Wednesday, 1 April 2015

Labour does represent the working class - despite appearances

The common accusation that Labour is mostly professional careerist is true, yes, we do need more 'workers' challenging for Labour Parliamentary candidate in constituencies. However, once you're in Parliament you can't really be a 'worker' any more. Also having the university education and having studied the mechanisms involved in Politics and Economics is very useful - 'workers' (commonly thought of as those which tend to be unionized and in more 'manual', low-paid, jobs - bus drivers and the remaining miners and construction workers) don't tend to have had this sort of education which limits their effectiveness in Parliament - since they're less likely to understand things like the difference between debt and deficit, the effects of increased government spending on Aggregate Demand etc...

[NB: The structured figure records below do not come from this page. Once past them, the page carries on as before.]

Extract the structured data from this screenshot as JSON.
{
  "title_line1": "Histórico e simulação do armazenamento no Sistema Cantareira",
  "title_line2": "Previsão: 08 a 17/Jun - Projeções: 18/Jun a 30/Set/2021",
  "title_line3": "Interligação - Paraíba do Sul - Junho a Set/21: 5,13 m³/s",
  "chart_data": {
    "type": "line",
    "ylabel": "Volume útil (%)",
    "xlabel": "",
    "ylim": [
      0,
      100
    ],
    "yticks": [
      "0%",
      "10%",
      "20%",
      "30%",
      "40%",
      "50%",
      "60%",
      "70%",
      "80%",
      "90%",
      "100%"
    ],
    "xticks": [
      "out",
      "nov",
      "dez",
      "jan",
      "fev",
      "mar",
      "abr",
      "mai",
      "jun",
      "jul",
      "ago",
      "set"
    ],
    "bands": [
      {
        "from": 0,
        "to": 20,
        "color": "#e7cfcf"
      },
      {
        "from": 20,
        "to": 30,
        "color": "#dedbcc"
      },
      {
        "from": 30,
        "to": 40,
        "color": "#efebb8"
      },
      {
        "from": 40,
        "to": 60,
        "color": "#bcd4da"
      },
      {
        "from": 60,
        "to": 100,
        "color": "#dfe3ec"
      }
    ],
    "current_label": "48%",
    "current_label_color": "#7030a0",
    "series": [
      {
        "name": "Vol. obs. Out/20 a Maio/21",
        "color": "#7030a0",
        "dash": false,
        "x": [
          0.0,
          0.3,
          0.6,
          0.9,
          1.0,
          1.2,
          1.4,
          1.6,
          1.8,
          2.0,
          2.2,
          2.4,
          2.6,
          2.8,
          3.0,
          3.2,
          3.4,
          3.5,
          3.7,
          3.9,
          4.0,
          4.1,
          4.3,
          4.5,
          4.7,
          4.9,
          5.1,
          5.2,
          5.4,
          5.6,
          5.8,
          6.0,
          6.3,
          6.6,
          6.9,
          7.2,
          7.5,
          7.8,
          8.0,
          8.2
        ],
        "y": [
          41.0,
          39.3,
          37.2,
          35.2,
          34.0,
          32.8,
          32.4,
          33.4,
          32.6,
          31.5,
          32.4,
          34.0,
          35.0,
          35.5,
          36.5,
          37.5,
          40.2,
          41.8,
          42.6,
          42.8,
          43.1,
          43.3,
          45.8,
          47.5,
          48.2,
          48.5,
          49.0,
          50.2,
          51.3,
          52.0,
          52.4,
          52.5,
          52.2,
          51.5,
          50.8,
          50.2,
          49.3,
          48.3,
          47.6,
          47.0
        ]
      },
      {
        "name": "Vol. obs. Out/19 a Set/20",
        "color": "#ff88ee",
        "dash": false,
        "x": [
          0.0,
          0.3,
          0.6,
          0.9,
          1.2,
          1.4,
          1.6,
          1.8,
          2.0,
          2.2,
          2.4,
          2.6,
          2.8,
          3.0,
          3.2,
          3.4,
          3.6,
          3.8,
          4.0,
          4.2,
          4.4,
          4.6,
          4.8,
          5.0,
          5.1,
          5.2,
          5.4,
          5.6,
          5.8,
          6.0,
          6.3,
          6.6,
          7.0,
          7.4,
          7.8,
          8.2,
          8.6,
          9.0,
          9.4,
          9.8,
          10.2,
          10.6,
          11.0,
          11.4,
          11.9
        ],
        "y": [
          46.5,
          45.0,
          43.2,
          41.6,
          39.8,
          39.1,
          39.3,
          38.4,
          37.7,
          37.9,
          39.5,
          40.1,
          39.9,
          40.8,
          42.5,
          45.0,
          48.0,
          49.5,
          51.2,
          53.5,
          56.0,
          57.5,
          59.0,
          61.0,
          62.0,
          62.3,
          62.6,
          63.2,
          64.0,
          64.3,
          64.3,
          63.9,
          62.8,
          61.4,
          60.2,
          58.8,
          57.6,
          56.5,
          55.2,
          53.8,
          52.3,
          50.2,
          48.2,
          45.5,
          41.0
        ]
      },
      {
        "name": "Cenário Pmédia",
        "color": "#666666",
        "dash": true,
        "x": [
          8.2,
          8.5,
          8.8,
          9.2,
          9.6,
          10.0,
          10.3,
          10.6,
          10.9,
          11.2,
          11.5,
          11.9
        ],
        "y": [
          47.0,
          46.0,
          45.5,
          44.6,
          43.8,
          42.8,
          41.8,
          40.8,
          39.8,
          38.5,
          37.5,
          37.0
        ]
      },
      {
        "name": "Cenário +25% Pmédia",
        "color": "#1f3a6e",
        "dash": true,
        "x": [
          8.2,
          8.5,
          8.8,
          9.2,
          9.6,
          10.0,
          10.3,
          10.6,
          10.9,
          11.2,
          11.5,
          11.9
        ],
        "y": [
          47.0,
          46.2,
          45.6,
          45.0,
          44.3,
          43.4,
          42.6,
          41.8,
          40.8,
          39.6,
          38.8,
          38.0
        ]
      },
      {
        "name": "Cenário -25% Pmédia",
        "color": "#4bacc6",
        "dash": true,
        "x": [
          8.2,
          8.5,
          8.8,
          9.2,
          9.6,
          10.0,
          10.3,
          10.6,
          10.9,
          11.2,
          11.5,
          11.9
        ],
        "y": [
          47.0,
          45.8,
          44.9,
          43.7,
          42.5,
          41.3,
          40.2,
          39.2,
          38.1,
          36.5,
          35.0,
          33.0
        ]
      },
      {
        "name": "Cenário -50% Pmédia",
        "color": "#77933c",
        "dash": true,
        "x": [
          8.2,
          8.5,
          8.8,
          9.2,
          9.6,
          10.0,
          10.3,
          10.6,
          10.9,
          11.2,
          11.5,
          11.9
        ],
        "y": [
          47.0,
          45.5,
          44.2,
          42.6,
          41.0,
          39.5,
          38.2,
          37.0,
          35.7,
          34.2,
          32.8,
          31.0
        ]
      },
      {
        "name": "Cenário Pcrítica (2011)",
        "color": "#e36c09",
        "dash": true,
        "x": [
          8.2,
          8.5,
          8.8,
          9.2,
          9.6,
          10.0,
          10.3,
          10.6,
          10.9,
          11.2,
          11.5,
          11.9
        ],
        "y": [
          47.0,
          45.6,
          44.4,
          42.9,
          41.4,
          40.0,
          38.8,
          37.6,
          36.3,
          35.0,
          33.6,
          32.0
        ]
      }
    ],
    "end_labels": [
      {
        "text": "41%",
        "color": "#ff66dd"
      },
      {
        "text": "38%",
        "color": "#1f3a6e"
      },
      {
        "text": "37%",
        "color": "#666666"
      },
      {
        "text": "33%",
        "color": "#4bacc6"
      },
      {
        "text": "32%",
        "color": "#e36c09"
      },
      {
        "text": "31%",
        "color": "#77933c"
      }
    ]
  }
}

People like Skinner haven't been very influential in Parliament and for good reason. Even Old Labour heroes like Clement Attlee were career politicians but had working interests at heart. It is possible to be a career politician and to really represent the workers - that's what Old Labour did and that's what I think today's Labour still does - just not according to disillusioned leftists from the Blair era!

Labour is capitalist yes, this is no bad thing! I'm proudly a capitalist socialist. I believe in the free market providing most goods and services with the state providing public services which would be monopolies in a free market. I also believe in the public ownership of production in the form of the state owning public products and workers having more say in businesses and a share of their profits. Capitalism and socialism are not mutually excludable and so capitalism is not necessarily a bad thing.

Those in Parliament are not just interested in business and power - those in the Socialist Campaign Group like Dennis Skinner definitely aren't and I don't think others are either. If they were just interested in business and power they would be in the Conservative Party - Labour does genuinely care about the workers and those less well off - look at their policies! More apprenticeships to help people get work, cheaper university education, lower taxes for the poor, higher taxes for the rich etc. etc...

They are interested in getting into power, and maybe personal reasons are a factor in that, but they do have to make compromises so that they are electorally viable enough to get into power. Otherwise they could never do the things that they want to do! Look at Labour from 1979 to 1995-ish - they were far too left-wing and the majority of people simply couldn't vote for them.